Os setores dominantes se esforçam por manejar bem os números. Constantemente, fazem projeções financeiras, calculam as benesses de seus investimentos e estimam os juros que poderão embolsar a cada empréstimo realizado. Mas, diante de tantos cálculos e em meio a tantas cifras importantes para demonstrar a "saúde econômica" de suas empresas, alguns quantitativos são observados e apresentados por estes setores com certa insignificância e/ou são expostos com tom de desimportância. Duas falas são bastante ilustrativas a este respeito: em uma delas, o interlocutor sugere que a morte de cinco ou sete mil pessoas não constitui algo tão grave, em comparação com as consequências econômicas que poderemos enfrentar neste momento. Na outra, se especula que apenas 10 ou 15% dos “velhinhos” irão morrer, diante da atual conjuntura.
Esses números foram recentemente estipulados, com uma frieza descabida, por dois conhecidos empresários brasileiros. Seus discursos se construíram na intenção de enfatizar que a ocorrência de uma pandemia responsável por destroçar vidas em todo o mundo não deveria se configurar como um motivo consistente para que os trabalhadores se ausentassem de seus postos de trabalho.
De modo geral, tais pronunciamentos alegam uma preocupação com os rumos da economia do país e com as consequências que sua desregulação poderá gerar para toda a sociedade, mas, na verdade, seus formuladores estão preocupados com seus próprios bolsos. Assim, a busca constante e incessante por lucros não os intimida a defender que as pessoas retomem seus trabalhos, ainda que, no domingo passado (29), o avanço do vírus já tenha registrado 136 mortes e apontado 4.256 casos confirmados em todo o Brasil.
É possível que algum empresário possa observar esta notícia e se debruce sobre ela operando uma "simples" subtração.
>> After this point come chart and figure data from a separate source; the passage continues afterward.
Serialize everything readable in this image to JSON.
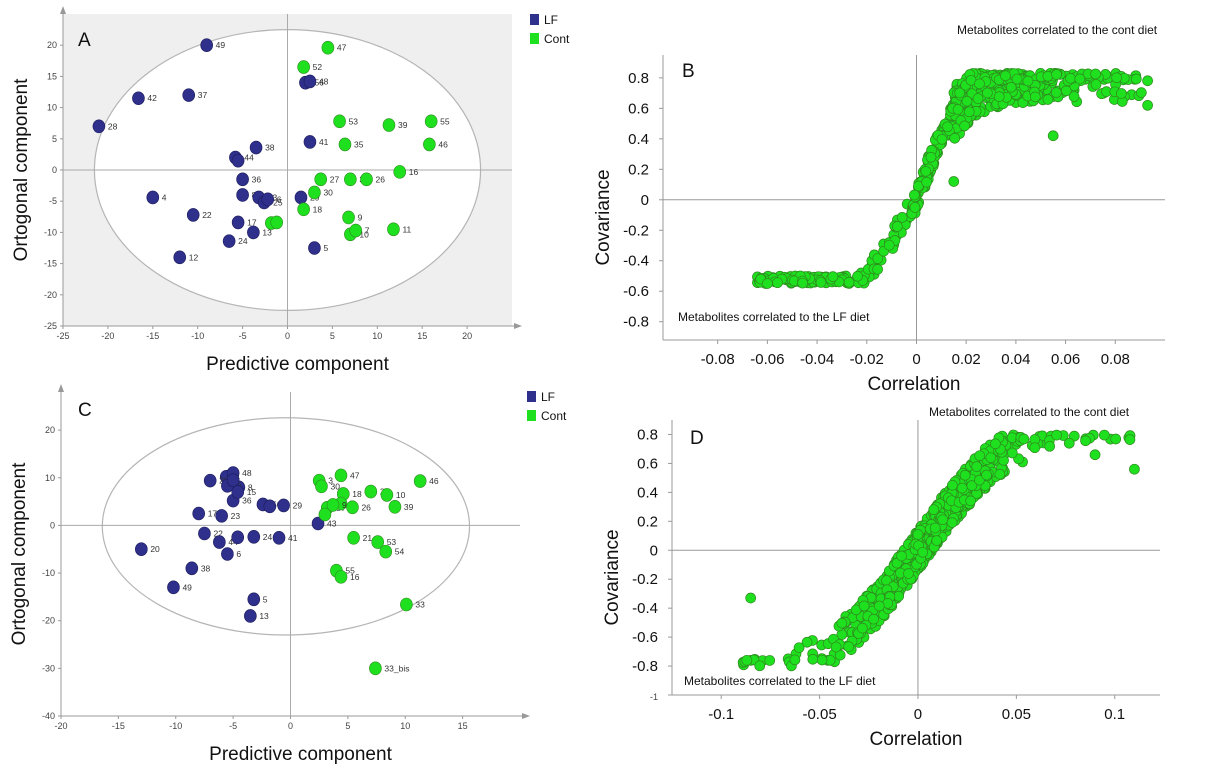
{
  "colors": {
    "lf": "#2f2f8c",
    "cont": "#1fe01f",
    "cont_stroke": "#2f8a1f",
    "lf_stroke": "#1c1c5a",
    "grid": "#c7c7c7",
    "plot_bg_a": "#efefef"
  },
  "chart_data": [
    {
      "panel": "A",
      "type": "scatter",
      "xlabel": "Predictive component",
      "ylabel": "Ortogonal component",
      "xlim": [
        -25,
        25
      ],
      "ylim": [
        -25,
        25
      ],
      "xticks": [
        -25,
        -20,
        -15,
        -10,
        -5,
        0,
        5,
        10,
        15,
        20
      ],
      "yticks": [
        20,
        15,
        10,
        5,
        0,
        -5,
        -10,
        -15,
        -20,
        -25
      ],
      "ellipse": {
        "cx": 0,
        "cy": 0,
        "rx": 21.5,
        "ry": 22.5
      },
      "legend": [
        {
          "name": "LF",
          "color": "#2f2f8c"
        },
        {
          "name": "Cont",
          "color": "#1fe01f"
        }
      ],
      "series": [
        {
          "name": "LF",
          "points": [
            {
              "label": "49",
              "x": -9,
              "y": 20
            },
            {
              "label": "42",
              "x": -16.6,
              "y": 11.5
            },
            {
              "label": "37",
              "x": -11,
              "y": 12
            },
            {
              "label": "28",
              "x": -21,
              "y": 7
            },
            {
              "label": "44",
              "x": -5.8,
              "y": 2
            },
            {
              "label": "",
              "x": -5.5,
              "y": 1.5
            },
            {
              "label": "38",
              "x": -3.5,
              "y": 3.6
            },
            {
              "label": "36",
              "x": -5,
              "y": -1.5
            },
            {
              "label": "4",
              "x": -15,
              "y": -4.4
            },
            {
              "label": "22",
              "x": -10.5,
              "y": -7.2
            },
            {
              "label": "8",
              "x": -5,
              "y": -4
            },
            {
              "label": "23",
              "x": -3.2,
              "y": -4.4
            },
            {
              "label": "25",
              "x": -2.6,
              "y": -5.2
            },
            {
              "label": "6",
              "x": -2.2,
              "y": -4.7
            },
            {
              "label": "17",
              "x": -5.5,
              "y": -8.4
            },
            {
              "label": "24",
              "x": -6.5,
              "y": -11.4
            },
            {
              "label": "13",
              "x": -3.8,
              "y": -10
            },
            {
              "label": "12",
              "x": -12,
              "y": -14
            },
            {
              "label": "41",
              "x": 2.5,
              "y": 4.5
            },
            {
              "label": "29",
              "x": 1.5,
              "y": -4.4
            },
            {
              "label": "5",
              "x": 3,
              "y": -12.5
            },
            {
              "label": "56",
              "x": 2,
              "y": 14
            },
            {
              "label": "48",
              "x": 2.5,
              "y": 14.2
            }
          ]
        },
        {
          "name": "Cont",
          "points": [
            {
              "label": "47",
              "x": 4.5,
              "y": 19.6
            },
            {
              "label": "52",
              "x": 1.8,
              "y": 16.5
            },
            {
              "label": "53",
              "x": 5.8,
              "y": 7.8
            },
            {
              "label": "35",
              "x": 6.4,
              "y": 4.1
            },
            {
              "label": "39",
              "x": 11.3,
              "y": 7.2
            },
            {
              "label": "55",
              "x": 16,
              "y": 7.8
            },
            {
              "label": "46",
              "x": 15.8,
              "y": 4.1
            },
            {
              "label": "27",
              "x": 3.7,
              "y": -1.5
            },
            {
              "label": "33",
              "x": 7,
              "y": -1.5
            },
            {
              "label": "26",
              "x": 8.8,
              "y": -1.5
            },
            {
              "label": "16",
              "x": 12.5,
              "y": -0.3
            },
            {
              "label": "30",
              "x": 3,
              "y": -3.6
            },
            {
              "label": "18",
              "x": 1.8,
              "y": -6.3
            },
            {
              "label": "9",
              "x": 6.8,
              "y": -7.6
            },
            {
              "label": "10",
              "x": 7,
              "y": -10.3
            },
            {
              "label": "7",
              "x": 7.6,
              "y": -9.7
            },
            {
              "label": "11",
              "x": 11.8,
              "y": -9.5
            },
            {
              "label": "",
              "x": -1.8,
              "y": -8.5
            },
            {
              "label": "",
              "x": -1.2,
              "y": -8.4
            }
          ]
        }
      ]
    },
    {
      "panel": "B",
      "type": "scatter",
      "xlabel": "Correlation",
      "ylabel": "Covariance",
      "xticks": [
        -0.08,
        -0.06,
        -0.04,
        -0.02,
        0,
        0.02,
        0.04,
        0.06,
        0.08
      ],
      "yticks": [
        0.8,
        0.6,
        0.4,
        0.2,
        0,
        -0.2,
        -0.4,
        -0.6,
        -0.8
      ],
      "annotation_top": "Metabolites correlated to the cont diet",
      "annotation_bottom": "Metabolites correlated to the LF diet",
      "series": [
        {
          "name": "",
          "trend": {
            "x_min": -0.064,
            "x_max": 0.093,
            "cov_max": 0.83,
            "cov_min": -0.55,
            "slope_pos": 55,
            "slope_neg": 30
          }
        }
      ]
    },
    {
      "panel": "C",
      "type": "scatter",
      "xlabel": "Predictive component",
      "ylabel": "Ortogonal component",
      "xlim": [
        -20,
        20
      ],
      "ylim": [
        -40,
        28
      ],
      "xticks": [
        -20,
        -15,
        -10,
        -5,
        0,
        5,
        10,
        15
      ],
      "yticks": [
        20,
        10,
        0,
        -10,
        -20,
        -30,
        -40
      ],
      "ellipse": {
        "cx": -0.4,
        "cy": -0.2,
        "rx": 16,
        "ry": 22.8
      },
      "legend": [
        {
          "name": "LF",
          "color": "#2f2f8c"
        },
        {
          "name": "Cont",
          "color": "#1fe01f"
        }
      ],
      "series": [
        {
          "name": "LF",
          "points": [
            {
              "label": "4",
              "x": -5.6,
              "y": 10.2
            },
            {
              "label": "48",
              "x": -5,
              "y": 11
            },
            {
              "label": "8",
              "x": -4.5,
              "y": 8
            },
            {
              "label": "28",
              "x": -7,
              "y": 9.4
            },
            {
              "label": "2",
              "x": -5.5,
              "y": 8.3
            },
            {
              "label": "",
              "x": -5,
              "y": 9.5
            },
            {
              "label": "36",
              "x": -5,
              "y": 5.2
            },
            {
              "label": "15",
              "x": -4.6,
              "y": 7
            },
            {
              "label": "56",
              "x": -2.4,
              "y": 4.4
            },
            {
              "label": "",
              "x": -1.8,
              "y": 4
            },
            {
              "label": "29",
              "x": -0.6,
              "y": 4.2
            },
            {
              "label": "17",
              "x": -8,
              "y": 2.5
            },
            {
              "label": "23",
              "x": -6,
              "y": 2
            },
            {
              "label": "22",
              "x": -7.5,
              "y": -1.7
            },
            {
              "label": "44",
              "x": -6.2,
              "y": -3.5
            },
            {
              "label": "",
              "x": -4.6,
              "y": -2.5
            },
            {
              "label": "24",
              "x": -3.2,
              "y": -2.4
            },
            {
              "label": "6",
              "x": -5.5,
              "y": -6
            },
            {
              "label": "41",
              "x": -1,
              "y": -2.6
            },
            {
              "label": "20",
              "x": -13,
              "y": -5
            },
            {
              "label": "38",
              "x": -8.6,
              "y": -9
            },
            {
              "label": "49",
              "x": -10.2,
              "y": -13
            },
            {
              "label": "5",
              "x": -3.2,
              "y": -15.5
            },
            {
              "label": "13",
              "x": -3.5,
              "y": -19
            },
            {
              "label": "43",
              "x": 2.4,
              "y": 0.4
            }
          ]
        },
        {
          "name": "Cont",
          "points": [
            {
              "label": "3",
              "x": 2.5,
              "y": 9.4
            },
            {
              "label": "30",
              "x": 2.7,
              "y": 8.2
            },
            {
              "label": "47",
              "x": 4.4,
              "y": 10.5
            },
            {
              "label": "18",
              "x": 4.6,
              "y": 6.6
            },
            {
              "label": "27",
              "x": 7,
              "y": 7.1
            },
            {
              "label": "10",
              "x": 8.4,
              "y": 6.4
            },
            {
              "label": "46",
              "x": 11.3,
              "y": 9.3
            },
            {
              "label": "39",
              "x": 9.1,
              "y": 3.9
            },
            {
              "label": "37",
              "x": 3.2,
              "y": 3.7
            },
            {
              "label": "",
              "x": 3,
              "y": 2.3
            },
            {
              "label": "7",
              "x": 4.4,
              "y": 4.6
            },
            {
              "label": "9",
              "x": 3.7,
              "y": 4.3
            },
            {
              "label": "26",
              "x": 5.4,
              "y": 3.8
            },
            {
              "label": "53",
              "x": 7.6,
              "y": -3.5
            },
            {
              "label": "54",
              "x": 8.3,
              "y": -5.5
            },
            {
              "label": "21",
              "x": 5.5,
              "y": -2.6
            },
            {
              "label": "55",
              "x": 4,
              "y": -9.5
            },
            {
              "label": "16",
              "x": 4.4,
              "y": -10.8
            },
            {
              "label": "33",
              "x": 10.1,
              "y": -16.6
            },
            {
              "label": "33_bis",
              "x": 7.4,
              "y": -30
            }
          ]
        }
      ]
    },
    {
      "panel": "D",
      "type": "scatter",
      "xlabel": "Correlation",
      "ylabel": "Covariance",
      "xticks": [
        -0.1,
        -0.05,
        0,
        0.05,
        0.1
      ],
      "xtick_labels": [
        "-0.1",
        "-0.05",
        "0",
        "0.05",
        "0.1"
      ],
      "yticks": [
        0.8,
        0.6,
        0.4,
        0.2,
        0,
        -0.2,
        -0.4,
        -0.6,
        -0.8,
        -1
      ],
      "annotation_top": "Metabolites correlated to the cont diet",
      "annotation_bottom": "Metabolites correlated to the LF diet",
      "series": [
        {
          "name": "",
          "trend": {
            "x_min": -0.09,
            "x_max": 0.11,
            "cov_max": 0.8,
            "cov_min": -0.8,
            "slope": 20
          }
        }
      ]
    }
  ]
}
Por exemplo: 7.000 - 136 = 6.864. E, talvez, após fazer este cálculo, sinta algum tipo de conforto ou alívio em saber que o número obtido/alcançado está dentro de sua prospecção.
Os trabalhadores e trabalhadoras assumem, sob as lentes oculares desses homens de negócios, a feição de "objetos" facilmente descartáveis e substituíveis. São enquadrados como simples fatores de produção e relegados à condição de mercadorias baratas. Assim, é inaceitável a maneira como a vida de homens e mulheres vem sendo tratada no discurso e nas práticas dos setores dominantes brasileiros, sobretudo nesse contexto de pandemia. Trata-se mesmo de uma grave violação dos direitos humanos, pois tal comportamento relega milhares de indivíduos à própria sorte, contribuindo fortemente com o seu aviltamento nos campos socioeconômico, político e cultural.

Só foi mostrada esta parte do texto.